Boy soldiers were there for every part of it, and their presence raised a lot of ethical and historical questions. Who let them go and why? Did their parents not love them? Why did the newspapers continually write stories encouraging them to enlist? Where was the political leadership? Were boys treated differently to other soldiers? What happened to their families when so many of them didn’t come back?

No-one knows how many went, because the records are deliberately wrong for the under-aged. They almost all lied to get in; they had to keep lying to stay in, although many of their officers knew their real ages. There were certainly several thousand under-age Anzacs.

One of the hardest parts for me was to avoid hindsight, to try to understand the mindset of an Australian parent in 1914 who thought it was alright for their 14-year-old to enlist. Australians thought very differently about this war, and about the rightness of sending what we would now call children. Boys often left school at ten or 11. By 14, some had been working for four years. They had their own money, some had left home, and they could do most things that older men did, including drinking, fighting and fornicating. They didn’t see themselves as children; in many cases, they were their family’s only bread-winner.   Family ties were in fact one of the greatest reasons for going.
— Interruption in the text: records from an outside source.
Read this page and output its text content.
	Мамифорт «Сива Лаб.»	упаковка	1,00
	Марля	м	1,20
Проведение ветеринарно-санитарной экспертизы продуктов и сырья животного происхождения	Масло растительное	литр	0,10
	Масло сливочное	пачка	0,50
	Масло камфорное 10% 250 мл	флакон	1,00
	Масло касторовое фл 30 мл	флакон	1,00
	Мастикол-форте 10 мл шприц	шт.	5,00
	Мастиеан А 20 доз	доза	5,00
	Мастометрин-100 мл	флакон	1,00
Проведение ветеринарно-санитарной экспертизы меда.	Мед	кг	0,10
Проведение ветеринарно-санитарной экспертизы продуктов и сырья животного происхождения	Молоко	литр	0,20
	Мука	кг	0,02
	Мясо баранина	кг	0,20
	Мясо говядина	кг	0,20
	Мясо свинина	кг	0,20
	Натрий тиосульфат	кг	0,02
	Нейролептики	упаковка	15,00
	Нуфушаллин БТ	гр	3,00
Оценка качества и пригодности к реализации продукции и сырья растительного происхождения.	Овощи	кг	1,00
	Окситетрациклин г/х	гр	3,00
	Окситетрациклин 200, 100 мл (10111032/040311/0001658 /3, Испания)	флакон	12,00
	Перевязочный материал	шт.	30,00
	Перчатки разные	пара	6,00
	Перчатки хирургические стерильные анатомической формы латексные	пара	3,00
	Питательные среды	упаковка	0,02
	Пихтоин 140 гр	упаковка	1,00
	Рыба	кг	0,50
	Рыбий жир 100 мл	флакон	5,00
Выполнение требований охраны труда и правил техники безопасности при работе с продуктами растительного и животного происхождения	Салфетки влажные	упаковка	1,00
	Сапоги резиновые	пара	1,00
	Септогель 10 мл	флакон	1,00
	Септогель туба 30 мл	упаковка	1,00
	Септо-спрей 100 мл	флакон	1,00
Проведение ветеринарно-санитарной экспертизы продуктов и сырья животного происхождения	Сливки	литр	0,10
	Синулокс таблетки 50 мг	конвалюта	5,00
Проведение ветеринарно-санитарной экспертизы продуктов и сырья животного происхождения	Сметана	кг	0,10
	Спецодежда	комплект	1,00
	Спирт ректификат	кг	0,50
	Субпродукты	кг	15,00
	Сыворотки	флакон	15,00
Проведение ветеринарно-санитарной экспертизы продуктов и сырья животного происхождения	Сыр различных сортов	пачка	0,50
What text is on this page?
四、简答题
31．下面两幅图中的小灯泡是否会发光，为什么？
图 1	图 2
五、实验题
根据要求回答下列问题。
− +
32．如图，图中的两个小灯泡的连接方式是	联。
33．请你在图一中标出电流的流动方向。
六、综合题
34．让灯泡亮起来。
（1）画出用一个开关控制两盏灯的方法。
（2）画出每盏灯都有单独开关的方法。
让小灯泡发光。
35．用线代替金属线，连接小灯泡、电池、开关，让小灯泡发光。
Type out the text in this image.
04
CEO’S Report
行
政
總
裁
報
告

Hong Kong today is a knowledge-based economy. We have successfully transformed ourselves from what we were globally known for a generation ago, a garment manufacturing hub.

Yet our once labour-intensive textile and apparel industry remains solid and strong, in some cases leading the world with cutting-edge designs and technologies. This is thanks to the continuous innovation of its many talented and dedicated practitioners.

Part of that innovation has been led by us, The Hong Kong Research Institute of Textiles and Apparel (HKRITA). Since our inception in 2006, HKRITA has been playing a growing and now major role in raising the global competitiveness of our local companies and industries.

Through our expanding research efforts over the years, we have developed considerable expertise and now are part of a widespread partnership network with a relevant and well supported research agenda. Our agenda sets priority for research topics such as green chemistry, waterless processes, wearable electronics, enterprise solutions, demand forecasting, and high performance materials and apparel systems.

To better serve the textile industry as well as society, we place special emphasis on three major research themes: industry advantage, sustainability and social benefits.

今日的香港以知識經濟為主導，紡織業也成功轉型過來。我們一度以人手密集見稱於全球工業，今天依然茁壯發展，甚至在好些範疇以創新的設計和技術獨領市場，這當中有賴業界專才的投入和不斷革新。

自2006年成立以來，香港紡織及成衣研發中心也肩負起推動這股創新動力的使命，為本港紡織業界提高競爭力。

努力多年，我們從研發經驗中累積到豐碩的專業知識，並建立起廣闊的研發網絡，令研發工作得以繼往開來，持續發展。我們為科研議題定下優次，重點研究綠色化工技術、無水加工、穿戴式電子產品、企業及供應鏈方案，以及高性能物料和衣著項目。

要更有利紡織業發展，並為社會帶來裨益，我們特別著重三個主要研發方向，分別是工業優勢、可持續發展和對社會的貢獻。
The book tells many stories of sons who went after fathers or older brothers – and vice versa.

The youngest I have found was a Kiwi – Leslie Shaw – 13 years and eight months old when he joined up in London. It’s possible that he and his father tried to enlist together, and the father failed the medical – we don’t know. Leslie went anyway and had an eventful war. He survived to become a pilot in Australia and New Guinea, searching always for adventure. Many others were not so lucky.

One of the stories that most moved me was that of Will Richards from Newcastle: he was ‘batman’ – personal servant – to Hugh Connell, his officer in ‘Newcastle’s own’ 35th battalion. Connell had taught Richards before the war. He was trying to keep him safe by making him his batman, but this war rarely showed any mercy. Will Richards died in the arms of his teacher in a dugout in Belgium in February 1917, a few minutes after a shell took off both his legs. He was 17 and five months old.  Another was the story of Leslie Prior, one of the youngest boys to enlist – 14 years and six days old when he turned up at a recruiting office in Brunswick, Melbourne, early in 1916. Leslie spent most of the war in trouble. He didn’t like army discipline. He distinguished himself by becoming one of the youngest to catch a venereal disease. He was already in treatment when his ship docked in Egypt on the way over. Leslie Prior was killed at Second Bullecourt in France in May 1917, in a battle he should never have been sent to. The medical officer said he was fit to go, so he went and died.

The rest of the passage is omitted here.